On Grainy Days

It began, as many of my problems do, with a recommendation. Not from a friend; friends recommend restaurants, or divorce lawyers; but from the YouTube algorithm, which has studied me the way a taxidermist studies a fox, knowing precisely which of my organs to hollow out first. The video showed a young man with a moustache looking borrowed from a 1970s US highway patrolman, and he opened by saying "howdy" to no one in particular, the way you might greet a horse that you were not sure about. He was holding a camera that took film, which is to say a camera that costs money every single time you press the button, and he seemed delighted about this, the way certain people are delighted by fasting, marathons or the reform party.

What I could not get over was the reverence. Here was a man cradling a plastic point-and-shoot he'd rescued from a thrift store shelf; twelve dollars, wedged between a fondue set and a VHS copy of someone's christening; and he presented it to the camera the way a priest presents the Eucharist . Then he'd wander around photographing things nobody in their right mind would photograph: a fence, a puddle, the side of an abandoned building that even the building seemed embarrassed about. And the photos would come back grainy and soft and slightly wrong, and he would look at them with an expression of such profound satisfaction that I began to wonder if I'd been living my entire life incorrectly, chasing composition like a fool, when apparently the whole point was to make everything look like a memory you weren't sure wasn’t implanted by aliens yet to subscribe to Adobe.

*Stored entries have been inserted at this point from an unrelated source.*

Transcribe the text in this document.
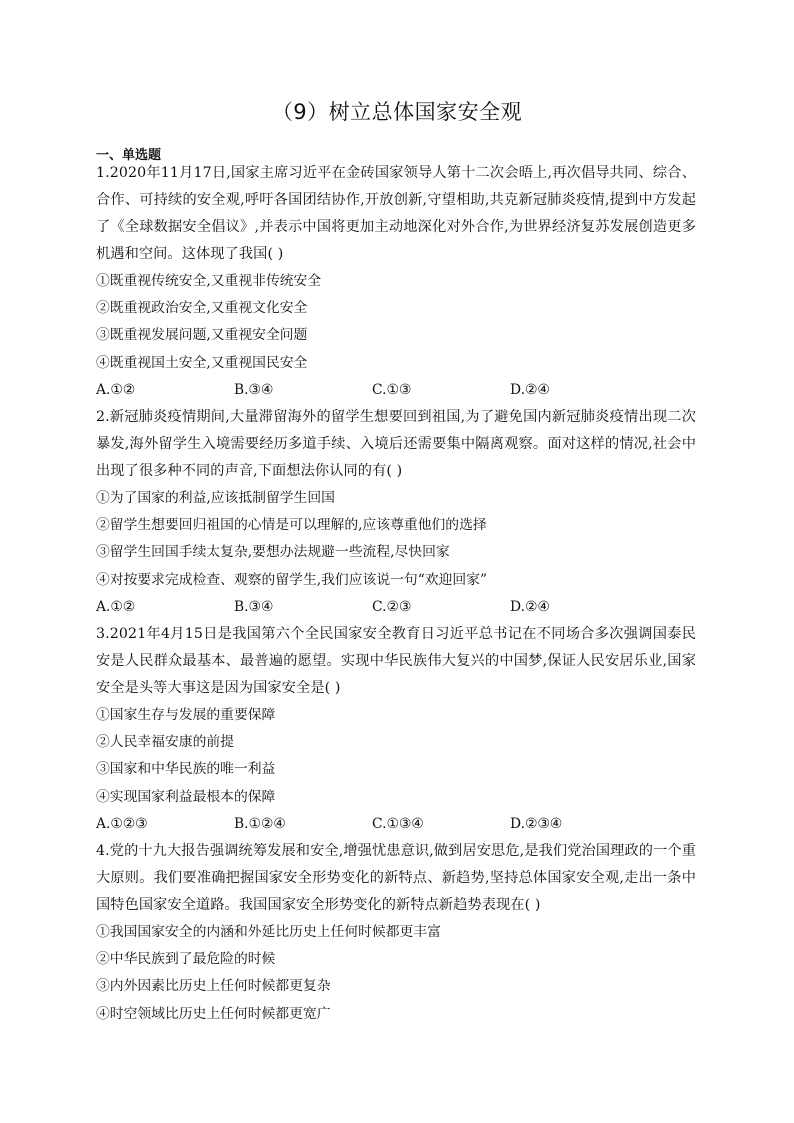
（9）树立总体国家安全观
一、单选题

1.2020年11月17日,国家主席习近平在金砖国家领导人第十二次会晤上,再次倡导共同、综合、合作、可持续的安全观,呼吁各国团结协作,开放创新,守望相助,共克新冠肺炎疫情,提到中方发起了《全球数据安全倡议》,并表示中国将更加主动地深化对外合作,为世界经济复苏发展创造更多机遇和空间。这体现了我国( )

①既重视传统安全,又重视非传统安全

②既重视政治安全,又重视文化安全

③既重视发展问题,又重视安全问题

④既重视国土安全,又重视国民安全

A.①②	B.③④	C.①③	D.②④

2.新冠肺炎疫情期间,大量滞留海外的留学生想要回到祖国,为了避免国内新冠肺炎疫情出现二次暴发,海外留学生入境需要经历多道手续、入境后还需要集中隔离观察。面对这样的情况,社会中出现了很多种不同的声音,下面想法你认同的有( )

①为了国家的利益,应该抵制留学生回国

②留学生想要回归祖国的心情是可以理解的,应该尊重他们的选择

③留学生回国手续太复杂,要想办法规避一些流程,尽快回家

④对按要求完成检查、观察的留学生,我们应该说一句“欢迎回家”

A.①②	B.③④	C.②③	D.②④

3.2021年4月15日是我国第六个全民国家安全教育日习近平总书记在不同场合多次强调国泰民安是人民群众最基本、最普遍的愿望。实现中华民族伟大复兴的中国梦,保证人民安居乐业,国家安全是头等大事这是因为国家安全是( )

①国家生存与发展的重要保障

②人民幸福安康的前提

③国家和中华民族的唯一利益

④实现国家利益最根本的保障

A.①②③	B.①②④	C.①③④	D.②③④

4.党的十九大报告强调统筹发展和安全,增强忧患意识,做到居安思危,是我们党治国理政的一个重大原则。我们要准确把握国家安全形势变化的新特点、新趋势,坚持总体国家安全观,走出一条中国特色国家安全道路。我国国家安全形势变化的新特点新趋势表现在( )

①我国国家安全的内涵和外延比历史上任何时候都更丰富

②中华民族到了最危险的时候

③内外因素比历史上任何时候都更复杂

④时空领域比历史上任何时候都更宽广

I mentioned the channel to a friend, who said, "So you watch a man take bad pictures on purpose," and I said no, no, you don't understand, it's *funny*, he does these little sketches, he'll deadpan a joke about film stocks the way my father used to deadpan jokes about the neighbors, and then before you know it he's cut to himself standing in a field for no reason. She asked how many videos I'd watched, and I did the thing where you say "a few" while privately calculating that it was closer to sixty, and that I had also, in a related incident, purchased three lenses for a camera I did not yet own. This is the true genius of the man. He doesn't sell you anything. He simply stands there, moustachioed and content, until you sell things to yourself.

But here is where I've decided the charm actually is, and I say this as someone who has resisted charm professionally for decades: he is not pretending the pictures matter. That's the trick everyone else misses. The rest of the internet is out there sharpening and polishing and correcting, holding up their images like report cards, and this man is off in some parking lot cheerfully wasting film the way the rest of us waste afternoons. Which is to say, not wasting them at all. The grain isn't a flaw, it turns out. It's the consequence of someone having a nice time. And there is something almost unbearably comforting about watching a person enjoy an imperfect thing on purpose, in a Linked-In world that keeps insisting, loudly and at great expense, that we shouldn't.